The term inter became influential in the studies conducted within the realm of language pedagogy once Selinker (1969, 1979, 1992,) coined the term interlanguage to address “learner language.” Interlanguage was coined to tap upon the arguments posited by the stance arguing the distinction between native and non-native language producers at sixties. The proponents of this stance believed that native rules should be regarded as the mere correct forms of L2 production and errors are made due to learners’ L1 interference in L2 learning. However, the paradigm shift triggered by interlanguage research acknowledged that L2 is between the learners’ L1 and native language, paving the way toward native norms.

For Selinker (1969) interlanguage is “the observable output resulting from a speaker’s attempt to produce a foreign norm” (p. 5). House (2007) believes that what involve in interlanguage are “foreign norms”, “non-errors”, “system”, and “errors” which are unreachable for L2 learners. That said, it seems that the characteristics of interlanguage are not appropriate manifestations for interlanguage and the analogy is not illustrated appropriately. This is so, since in the term intercultural we are against any incompleteness, the thing which is addressed in interlanguage. According to House (2007, p. 14) “the concept of intercultural may have acquired through association with the venerable notion of interlanguage.” The reason may be due to the differences existing in defining culture according to different schools of language pedagogy.

Different fields of study such as literature, philosophy, anthropology, and sociology have considered culture in their tenets.
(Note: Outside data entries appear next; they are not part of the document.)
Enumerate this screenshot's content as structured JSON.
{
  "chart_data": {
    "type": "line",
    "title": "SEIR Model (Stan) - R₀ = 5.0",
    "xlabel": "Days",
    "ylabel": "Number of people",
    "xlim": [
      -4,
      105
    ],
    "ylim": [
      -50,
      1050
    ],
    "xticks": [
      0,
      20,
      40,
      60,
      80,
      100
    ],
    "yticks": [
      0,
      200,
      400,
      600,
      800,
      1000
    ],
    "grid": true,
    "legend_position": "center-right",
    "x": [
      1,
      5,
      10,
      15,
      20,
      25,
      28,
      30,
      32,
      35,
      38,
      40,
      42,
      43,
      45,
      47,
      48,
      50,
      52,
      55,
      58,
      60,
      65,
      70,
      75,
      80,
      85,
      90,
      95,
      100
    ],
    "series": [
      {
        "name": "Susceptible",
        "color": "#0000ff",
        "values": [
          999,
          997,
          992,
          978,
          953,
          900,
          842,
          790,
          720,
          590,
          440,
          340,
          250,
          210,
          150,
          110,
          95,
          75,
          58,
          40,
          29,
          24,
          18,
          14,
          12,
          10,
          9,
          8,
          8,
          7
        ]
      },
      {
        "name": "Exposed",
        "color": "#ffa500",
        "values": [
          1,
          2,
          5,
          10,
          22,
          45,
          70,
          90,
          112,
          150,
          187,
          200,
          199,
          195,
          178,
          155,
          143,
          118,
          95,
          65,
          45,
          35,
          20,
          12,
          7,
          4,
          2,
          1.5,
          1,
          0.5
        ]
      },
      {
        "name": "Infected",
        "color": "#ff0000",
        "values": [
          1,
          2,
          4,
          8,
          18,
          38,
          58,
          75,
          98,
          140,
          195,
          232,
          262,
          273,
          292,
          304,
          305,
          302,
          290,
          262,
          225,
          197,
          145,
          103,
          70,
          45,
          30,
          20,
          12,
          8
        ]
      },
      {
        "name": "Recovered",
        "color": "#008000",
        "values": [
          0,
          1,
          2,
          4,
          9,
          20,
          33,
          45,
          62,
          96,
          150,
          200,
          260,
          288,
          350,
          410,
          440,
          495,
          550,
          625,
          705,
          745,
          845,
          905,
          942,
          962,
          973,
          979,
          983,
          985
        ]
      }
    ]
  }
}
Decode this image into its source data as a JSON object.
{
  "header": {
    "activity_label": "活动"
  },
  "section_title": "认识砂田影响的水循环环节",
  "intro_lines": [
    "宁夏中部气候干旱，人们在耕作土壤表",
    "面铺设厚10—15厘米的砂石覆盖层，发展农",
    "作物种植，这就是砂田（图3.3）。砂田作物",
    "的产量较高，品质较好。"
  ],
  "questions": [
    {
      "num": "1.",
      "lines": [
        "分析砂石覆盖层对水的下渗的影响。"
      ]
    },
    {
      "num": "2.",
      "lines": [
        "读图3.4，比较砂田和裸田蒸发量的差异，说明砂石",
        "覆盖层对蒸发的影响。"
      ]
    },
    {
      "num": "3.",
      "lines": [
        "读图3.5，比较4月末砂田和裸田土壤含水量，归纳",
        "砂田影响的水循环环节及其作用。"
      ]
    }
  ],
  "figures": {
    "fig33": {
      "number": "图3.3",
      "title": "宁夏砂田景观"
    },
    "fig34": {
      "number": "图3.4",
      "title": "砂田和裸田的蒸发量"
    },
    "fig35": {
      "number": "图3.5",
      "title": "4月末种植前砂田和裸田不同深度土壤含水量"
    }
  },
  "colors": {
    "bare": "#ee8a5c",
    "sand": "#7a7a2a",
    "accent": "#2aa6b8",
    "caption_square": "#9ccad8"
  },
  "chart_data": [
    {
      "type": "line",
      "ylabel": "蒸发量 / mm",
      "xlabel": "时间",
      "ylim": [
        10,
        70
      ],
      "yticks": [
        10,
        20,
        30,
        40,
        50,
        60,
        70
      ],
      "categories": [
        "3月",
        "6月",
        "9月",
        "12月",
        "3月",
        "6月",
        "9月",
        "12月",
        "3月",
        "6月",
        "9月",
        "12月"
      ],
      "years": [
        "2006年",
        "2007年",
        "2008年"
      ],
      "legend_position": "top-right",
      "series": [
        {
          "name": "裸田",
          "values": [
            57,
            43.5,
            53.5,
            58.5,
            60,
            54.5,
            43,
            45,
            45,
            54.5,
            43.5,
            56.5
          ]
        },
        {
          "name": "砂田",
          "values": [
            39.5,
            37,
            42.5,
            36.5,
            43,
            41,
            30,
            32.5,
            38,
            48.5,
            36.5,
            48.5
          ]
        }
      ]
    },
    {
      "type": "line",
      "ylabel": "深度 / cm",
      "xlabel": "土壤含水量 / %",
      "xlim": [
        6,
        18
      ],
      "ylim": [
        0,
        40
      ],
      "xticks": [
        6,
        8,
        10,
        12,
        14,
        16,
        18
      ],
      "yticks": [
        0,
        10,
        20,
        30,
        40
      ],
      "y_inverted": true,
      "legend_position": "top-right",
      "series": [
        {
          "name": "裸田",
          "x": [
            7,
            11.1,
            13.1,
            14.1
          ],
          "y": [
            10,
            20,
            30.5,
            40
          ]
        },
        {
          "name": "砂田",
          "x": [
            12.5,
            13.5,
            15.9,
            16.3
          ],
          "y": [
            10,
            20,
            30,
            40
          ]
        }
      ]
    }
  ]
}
Hence, there are various definitions for culture. Owing to this, culture is defined based on two frames of references: the humanistic concept and the anthropological one. The former, the humanistic concept of culture, defines culture in accordance to fine art, music style, literature, community related masterpieces. In this sense, as Brody (2003) asserts culture is the manifestation of civilization. Yuen (2011) associates this sense of culture with “Big C” definition of culture which taps upon the formal aspects of cultures. The humanistic definition to culture is the output of “literacy acquired in school … has been promoted by the state and its institution.” (Kramsch, 2013, p. 65).